В тот вечер, когда пришло письмо, они сидели у камина и Дигби понял, что Элси приняла решение.
— Я не могу допустить, чтобы Малютка Мол умерла из-за меня. Никак нельзя, если я собираюсь жить дальше. (Он молчал, ожидая продолжения.) Дигс, мы не говорили о будущем. Просто жили каждый отпущенный нам день. Я смогла дышать, жить и хотеть жить и вновь испытать любовь, хотя думала, что никогда больше не сумею. Я знаю, что не смогу остаться в Парамбиле. Слишком много воспоминаний, слишком много гнева и обид. Мне страшно туда возвращаться. Даже когда Нинан был жив, даже когда у Филипоса были самые лучшие намерения, его попытки сделать что-то хорошее для меня оборачивались противоположным. — Она вздохнула. — Дигби, я хочу сказать, что еду туда только в гости. Если ты примешь меня, я вернусь. Нет никакого другого места, нет больше никого, с кем я хотела бы быть.
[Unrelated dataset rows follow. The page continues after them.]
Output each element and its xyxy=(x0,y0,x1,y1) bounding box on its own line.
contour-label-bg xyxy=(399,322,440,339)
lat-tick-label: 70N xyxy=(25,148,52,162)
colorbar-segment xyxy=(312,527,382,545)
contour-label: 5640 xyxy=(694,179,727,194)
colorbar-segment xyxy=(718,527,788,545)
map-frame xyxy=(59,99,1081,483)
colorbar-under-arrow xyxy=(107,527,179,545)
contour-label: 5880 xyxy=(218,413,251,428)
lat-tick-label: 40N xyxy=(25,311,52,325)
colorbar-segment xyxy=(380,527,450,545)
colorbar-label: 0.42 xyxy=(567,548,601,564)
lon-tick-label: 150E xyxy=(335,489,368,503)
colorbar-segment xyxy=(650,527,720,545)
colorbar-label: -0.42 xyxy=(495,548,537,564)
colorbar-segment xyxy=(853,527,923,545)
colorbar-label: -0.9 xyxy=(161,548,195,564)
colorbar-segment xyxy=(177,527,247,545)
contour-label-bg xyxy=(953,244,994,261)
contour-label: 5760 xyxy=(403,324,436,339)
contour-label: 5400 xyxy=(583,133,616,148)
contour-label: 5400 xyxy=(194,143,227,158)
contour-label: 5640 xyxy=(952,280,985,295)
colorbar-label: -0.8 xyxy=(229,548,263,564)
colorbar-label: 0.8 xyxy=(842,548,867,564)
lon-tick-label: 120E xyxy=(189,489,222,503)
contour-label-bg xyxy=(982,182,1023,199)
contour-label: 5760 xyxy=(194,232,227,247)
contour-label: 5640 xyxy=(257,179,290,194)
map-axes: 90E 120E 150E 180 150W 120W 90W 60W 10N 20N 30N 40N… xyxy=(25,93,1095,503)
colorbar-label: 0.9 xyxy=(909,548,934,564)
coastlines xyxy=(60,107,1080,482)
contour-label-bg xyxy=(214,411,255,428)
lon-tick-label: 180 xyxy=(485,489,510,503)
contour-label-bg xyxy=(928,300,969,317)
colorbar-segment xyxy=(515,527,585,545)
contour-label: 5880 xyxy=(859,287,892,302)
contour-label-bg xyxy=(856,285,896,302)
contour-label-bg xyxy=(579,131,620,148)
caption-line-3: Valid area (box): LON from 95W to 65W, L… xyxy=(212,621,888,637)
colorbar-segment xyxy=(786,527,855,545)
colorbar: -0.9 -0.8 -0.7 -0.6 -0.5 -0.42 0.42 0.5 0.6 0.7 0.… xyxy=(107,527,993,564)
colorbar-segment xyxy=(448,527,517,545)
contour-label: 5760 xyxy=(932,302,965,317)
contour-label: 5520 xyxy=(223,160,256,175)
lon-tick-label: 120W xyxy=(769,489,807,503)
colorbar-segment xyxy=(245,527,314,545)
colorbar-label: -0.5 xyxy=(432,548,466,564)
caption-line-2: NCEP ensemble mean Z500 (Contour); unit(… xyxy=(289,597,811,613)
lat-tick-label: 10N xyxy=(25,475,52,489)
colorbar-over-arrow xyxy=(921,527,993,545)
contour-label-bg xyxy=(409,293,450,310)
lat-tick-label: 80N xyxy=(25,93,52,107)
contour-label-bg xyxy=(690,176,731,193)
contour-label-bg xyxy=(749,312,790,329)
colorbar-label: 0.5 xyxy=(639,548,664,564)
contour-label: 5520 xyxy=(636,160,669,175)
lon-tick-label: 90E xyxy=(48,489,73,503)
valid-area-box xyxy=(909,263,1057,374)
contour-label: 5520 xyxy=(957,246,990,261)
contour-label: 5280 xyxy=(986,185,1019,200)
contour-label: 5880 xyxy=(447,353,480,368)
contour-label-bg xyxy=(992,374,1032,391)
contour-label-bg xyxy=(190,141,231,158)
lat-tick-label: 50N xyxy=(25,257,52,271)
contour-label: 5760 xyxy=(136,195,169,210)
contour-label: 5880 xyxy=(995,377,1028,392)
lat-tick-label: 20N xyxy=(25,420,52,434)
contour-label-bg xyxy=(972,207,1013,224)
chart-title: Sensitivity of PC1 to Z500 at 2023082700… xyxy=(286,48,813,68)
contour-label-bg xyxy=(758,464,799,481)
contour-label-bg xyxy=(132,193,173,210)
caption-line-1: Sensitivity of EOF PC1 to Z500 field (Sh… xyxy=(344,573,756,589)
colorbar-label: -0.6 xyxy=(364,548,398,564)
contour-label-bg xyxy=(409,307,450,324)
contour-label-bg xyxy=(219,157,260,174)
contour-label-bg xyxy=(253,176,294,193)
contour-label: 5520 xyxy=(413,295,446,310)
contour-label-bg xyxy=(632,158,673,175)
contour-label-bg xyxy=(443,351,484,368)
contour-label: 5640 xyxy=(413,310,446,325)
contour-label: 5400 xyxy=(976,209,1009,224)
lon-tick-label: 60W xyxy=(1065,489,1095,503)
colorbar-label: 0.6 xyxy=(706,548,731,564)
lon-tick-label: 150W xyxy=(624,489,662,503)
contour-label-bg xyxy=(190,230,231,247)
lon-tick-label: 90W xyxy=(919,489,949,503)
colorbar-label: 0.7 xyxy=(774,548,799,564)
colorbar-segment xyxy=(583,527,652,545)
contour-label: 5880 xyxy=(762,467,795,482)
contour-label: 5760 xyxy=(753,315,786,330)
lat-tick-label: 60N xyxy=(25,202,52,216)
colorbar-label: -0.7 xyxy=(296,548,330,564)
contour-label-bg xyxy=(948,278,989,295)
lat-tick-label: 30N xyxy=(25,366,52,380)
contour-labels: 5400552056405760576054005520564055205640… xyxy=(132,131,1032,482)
Как он ждал таких слов. Изо всех сил пытался поверить, потому что был большим специалистом в разочарованиях. Единственная защита — предвосхищать. Попытки удержать любимых приводят к разочарованию. Злиться на них так же бесполезно.
Он не старался приукрасить свои горькие мысли, делясь ими с Элси с той же честностью, с которой всегда это делал.
— Я не имею права голоса в том, что ты делаешь, Элси. Если ты почувствуешь себя по-другому, оказавшись там, если ты останешься, я приму это. Мне придется. Поэтому то, что я сейчас говорю, это не для того, чтобы ограничить тебя. Я… я люблю тебя. Ну вот, я это сказал. Я говорю не для того, чтобы обременить тебя этим знанием, а просто чтобы ты знала. Да, я хочу, чтобы ты вернулась в «Сады Гвендолин». Я хочу вместе с тобой увидеть Рим и Флоренцию. Я хочу провести остаток своей жизни с тобой.
Она закрыла лицо ладонями. Отблески огня плясали на тыльной стороне кисти и отражались в волосах. Он сказал что-то не то? Но нет, когда она убрала руки, он увидел, что все в порядке.
— Дигс, я должна уехать завтра, пока не передумала. И как только Малютке Мол станет легче, я вернусь… если ты уверен.
— Если ты вернешься, я, может, даже поверю в Бога.
— Бога нет, Дигс. Есть звезды. Млечный Путь. Бога нет. Но я вернусь. В это ты можешь поверить.
Дигби повез ее вниз по горной дороге, на спуске закладывало уши. В долине они свернули на юг, мимо Тричура, через Кочин, одну деревню за другой, несколько раз останавливаясь перекусить, размять ноги, пока спустя семь часов не оказались возле «Сент-Бриджет». Будь это другой случай, он даже заглянул бы сюда, забросив Элси домой. Но слишком много лет прошло. Община, наверное, уже не та… и на сердце слишком тяжело.
— Высади меня у ворот, — попросила Элси, когда они подъехали к Тетанатт-хаус, отсюда в Парамбиль ее повезет шофер.
Ее пальцы скользнули по сиденью к нему, сжали его руку, украдкой, потому что их могли видеть сейчас. Он чувствовал, как падает, проваливается во тьму, не в силах избавиться от предчувствия, что, несмотря на ее намерение, она не вернется.
Всю первую неделю, и вторую, и большую часть бесконечного муссона он лелеял надежду. Телеграфную линию оборвало, кусок дороги смыло оползнем. Даже если бы она позвала его, он не смог бы добраться. Но он чувствовал, что она рвется к нему. Она звала его ночами. Разрушения по всему Траванкору, Кочину и Малабару достигли библейских масштабов. Но это не могло длиться вечно. И не длилось. В один прекрасный день засияло солнце и телеграф починили. Они проложили дорогу в объезд оползней. И наконец прибыла почта. Муссон закончился. Прошли недели, а потом и месяцы.